Cambridge University Press Australia is celebrating this occasion with the release of a full colour, large format version of its classic Charles Darwin in Australia in a special Anniversary Edition. The book’s husband and wife author team are Frank Nicholas, Emeritus Professor of Animal Genetics at the University of Sydney and Jan Nicholas, a retired librarian whose knowledge of the Martens collections in the State Library of NSW’s Mitchell Library was a major impetus for the work.

“Owing mainly to his own understated account of the visit in his published Journal, the general view has emerged that Darwin did and saw nothing of importance in Australia; that the visit was of no
consequence,” said the authors.

“However, examination of all the relevant material, much of it unpublished, reveals that he was actually
very active and observant during his visit. He collected numerous specimens of animals and rocks and that he made a number of observations that played a role in the development of his ideas on evolution.” Some of these specimens are illustrated in the book.

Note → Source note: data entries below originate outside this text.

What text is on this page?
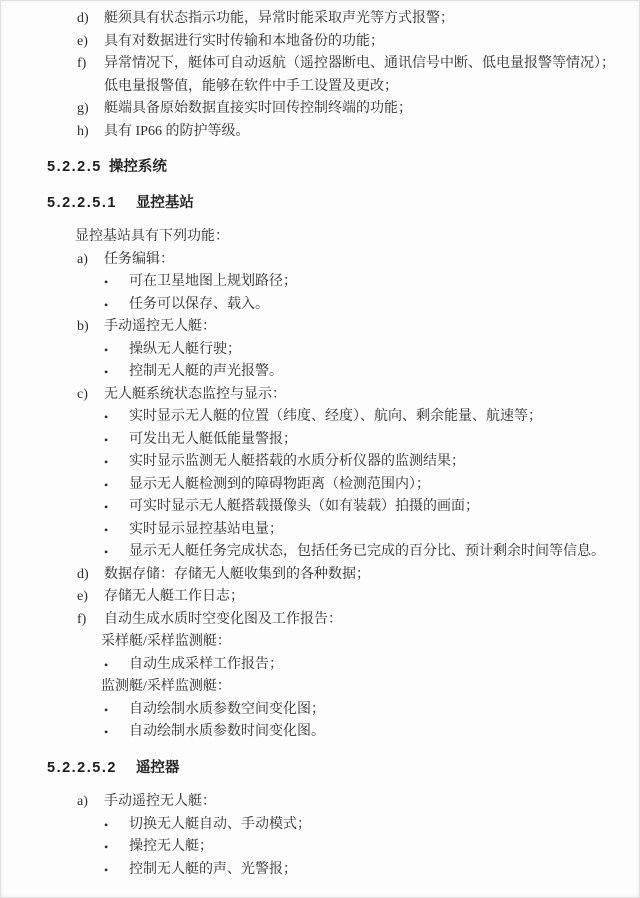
d)	艇须具有状态指示功能，异常时能采取声光等方式报警；
e)	具有对数据进行实时传输和本地备份的功能；
f)	异常情况下，艇体可自动返航（遥控器断电、通讯信号中断、低电量报警等情况）；
低电量报警值，能够在软件中手工设置及更改；
g)	艇端具备原始数据直接实时回传控制终端的功能；
h)	具有 IP66 的防护等级。
5.2.2.5 操控系统
5.2.2.5.1 显控基站
显控基站具有下列功能：
a)	任务编辑：
•	可在卫星地图上规划路径；
•	任务可以保存、载入。
b)	手动遥控无人艇：
•	操纵无人艇行驶；
•	控制无人艇的声光报警。
c)	无人艇系统状态监控与显示：
•	实时显示无人艇的位置（纬度、经度）、航向、剩余能量、航速等；
•	可发出无人艇低能量警报；
•	实时显示监测无人艇搭载的水质分析仪器的监测结果；
•	显示无人艇检测到的障碍物距离（检测范围内）；
•	可实时显示无人艇搭载摄像头（如有装载）拍摄的画面；
•	实时显示显控基站电量；
•	显示无人艇任务完成状态，包括任务已完成的百分比、预计剩余时间等信息。
d)	数据存储：存储无人艇收集到的各种数据；
e)	存储无人艇工作日志；
f)	自动生成水质时空变化图及工作报告：
采样艇/采样监测艇：
•	自动生成采样工作报告；
监测艇/采样监测艇：
•	自动绘制水质参数空间变化图；
•	自动绘制水质参数时间变化图。
5.2.2.5.2 遥控器
a)	手动遥控无人艇：
•	切换无人艇自动、手动模式；
•	操控无人艇；
•	控制无人艇的声、光警报；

During his time at King George Sound in WA, Darwin himself actually discovered the previously unknown
Australian bush rat (Rattus fuscipes) amongst some bushes. Darwin also discovered there two new
species of fish.

During his two months in Australia, Darwin visited Sydney, Parramatta, Penrith, Hobart, Albany, the Blue Mountains and Bathurst and journeyed into their immediate environs.

The book reveals a man who was deeply impressed with the new land he encountered. He speaks of
Sydney as “a most magnificent testimony of the power of the British nation”, and of the indigenous
people he met, as appearing “far from the degraded beings as usually represented. In their own arts they are admirable; a cap being fixed at thirty yards distance, they transfixed it with the spear.”

Darwin writes evocatively of the Blue Mountains and its “most remarkable” valleys and compares
Tasmania favourably with the mainland as “a little more green and cheerful and the pasture between the trees rather more abundant”.

The authors tell the story of Darwin’s entire Australian adventure, reproducing and weaving a tight story around all Darwin’s writings on his time in Australia. The book includes complete biographical information on all the key figures in the tale, including Syms Covington – Darwin’s servant and hero of Roger McDonald’s novel, Mr. Darwin’s Shooter.